Le financier camerounais Alain Nkontchou prend les commandes de l’actionnariat d’Ecobank. Après le feu vert de la Commission bancaire de l’UMOA, son véhicule d’investissement Bosquet Investments rachète la participation historique de Nedbank et s’impose comme le premier actionnaire du groupe bancaire panafricain. Une opération qui redessine durablement l’équilibre du capital d’ETI.
Ecobank Transnational Incorporated (ETI) vient de franchir une étape majeure dans son histoire actionnariale. Réuni à Lomé à l’occasion de la 38e Assemblée générale annuelle du groupe, le président du conseil d’administration, Papa Madiaw Ndiaye, a annoncé la finalisation de l’entrée de Bosquet Investments Limited au capital de la banque.
Cette opération a été rendue possible après l’approbation officielle de la Commission bancaire de l’Union monétaire ouest-africaine (UMOA), permettant à la société d’investissement d’Alain Nkontchou d’acquérir la participation de 21,22 % jusque-là détenue par le groupe bancaire sud-africain Nedbank.

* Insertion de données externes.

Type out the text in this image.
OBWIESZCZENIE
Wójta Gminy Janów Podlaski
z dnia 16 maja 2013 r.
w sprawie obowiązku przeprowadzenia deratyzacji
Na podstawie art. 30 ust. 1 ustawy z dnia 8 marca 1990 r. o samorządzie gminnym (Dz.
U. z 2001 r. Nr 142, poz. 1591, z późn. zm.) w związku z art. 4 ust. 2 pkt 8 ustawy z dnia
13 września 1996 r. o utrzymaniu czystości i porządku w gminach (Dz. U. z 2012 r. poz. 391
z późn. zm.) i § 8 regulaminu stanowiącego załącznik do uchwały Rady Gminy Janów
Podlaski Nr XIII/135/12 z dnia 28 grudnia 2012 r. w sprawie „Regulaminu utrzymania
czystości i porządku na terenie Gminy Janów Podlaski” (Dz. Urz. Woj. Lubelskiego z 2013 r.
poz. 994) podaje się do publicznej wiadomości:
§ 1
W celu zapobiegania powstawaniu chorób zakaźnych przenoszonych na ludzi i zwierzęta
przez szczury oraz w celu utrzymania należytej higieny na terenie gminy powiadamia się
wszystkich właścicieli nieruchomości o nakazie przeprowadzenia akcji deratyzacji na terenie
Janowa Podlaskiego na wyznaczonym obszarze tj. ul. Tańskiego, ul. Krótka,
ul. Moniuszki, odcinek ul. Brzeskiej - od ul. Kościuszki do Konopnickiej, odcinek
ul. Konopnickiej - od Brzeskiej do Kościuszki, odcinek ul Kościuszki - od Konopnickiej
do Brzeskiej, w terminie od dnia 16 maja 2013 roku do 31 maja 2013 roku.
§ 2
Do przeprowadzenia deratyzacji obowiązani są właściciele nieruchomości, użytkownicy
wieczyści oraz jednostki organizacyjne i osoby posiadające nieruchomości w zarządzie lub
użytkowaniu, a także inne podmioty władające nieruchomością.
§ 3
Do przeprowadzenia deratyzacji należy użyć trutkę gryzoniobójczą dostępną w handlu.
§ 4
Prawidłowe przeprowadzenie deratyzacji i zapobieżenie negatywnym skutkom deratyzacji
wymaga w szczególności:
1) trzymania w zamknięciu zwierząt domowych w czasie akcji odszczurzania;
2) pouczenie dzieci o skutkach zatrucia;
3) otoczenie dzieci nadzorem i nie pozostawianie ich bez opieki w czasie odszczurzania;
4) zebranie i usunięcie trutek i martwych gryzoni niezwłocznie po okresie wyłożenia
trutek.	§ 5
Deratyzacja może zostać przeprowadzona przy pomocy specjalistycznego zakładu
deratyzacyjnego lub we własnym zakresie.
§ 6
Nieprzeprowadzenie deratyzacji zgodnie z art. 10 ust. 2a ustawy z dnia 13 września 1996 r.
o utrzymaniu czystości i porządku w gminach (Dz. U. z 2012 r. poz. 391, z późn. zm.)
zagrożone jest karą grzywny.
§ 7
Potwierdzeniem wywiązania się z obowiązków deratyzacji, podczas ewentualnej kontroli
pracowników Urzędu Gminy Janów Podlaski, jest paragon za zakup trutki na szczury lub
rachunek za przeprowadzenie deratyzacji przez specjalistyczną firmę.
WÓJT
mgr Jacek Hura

Avec 5,25 milliards d’actions ETI en portefeuille, Bosquet Investments devient désormais le premier actionnaire du groupe, devant Qatar National Bank (20,10 %) et Arise B.V. (14,10 %).
Alain Nkontchou renforce son emprise sur Ecobank
L’influence du financier camerounais ne se limite toutefois pas à cette seule participation. Son fonds Enko Opportunity Growth PCC détenait déjà 2,83 % du capital d’Ecobank.
En cumulant les deux positions, Alain Nkontchou contrôle désormais une exposition totale d’au moins 24,05 % du capital d’ETI, consolidant ainsi sa place de principal actionnaire de référence du groupe bancaire panafricain.
«La Commission bancaire de l’UMOA a donné son feu vert pour la finalisation de la transaction Bosquet Investments », a déclaré Papa Madiaw Ndiaye, saluant l’arrivée du nouvel investisseur tout en rendant hommage à Nedbank pour ses années d’engagement au sein d’Ecobank.
La fin d’une page pour Nedbank
Cette transaction trouve son origine dans la stratégie de recentrage adoptée par Nedbank. En août 2025, la banque sud-africaine avait annoncé sa décision de céder sa participation historique dans Ecobank pour un montant de 1,8 milliard de rands, soit environ 102 millions de dollars.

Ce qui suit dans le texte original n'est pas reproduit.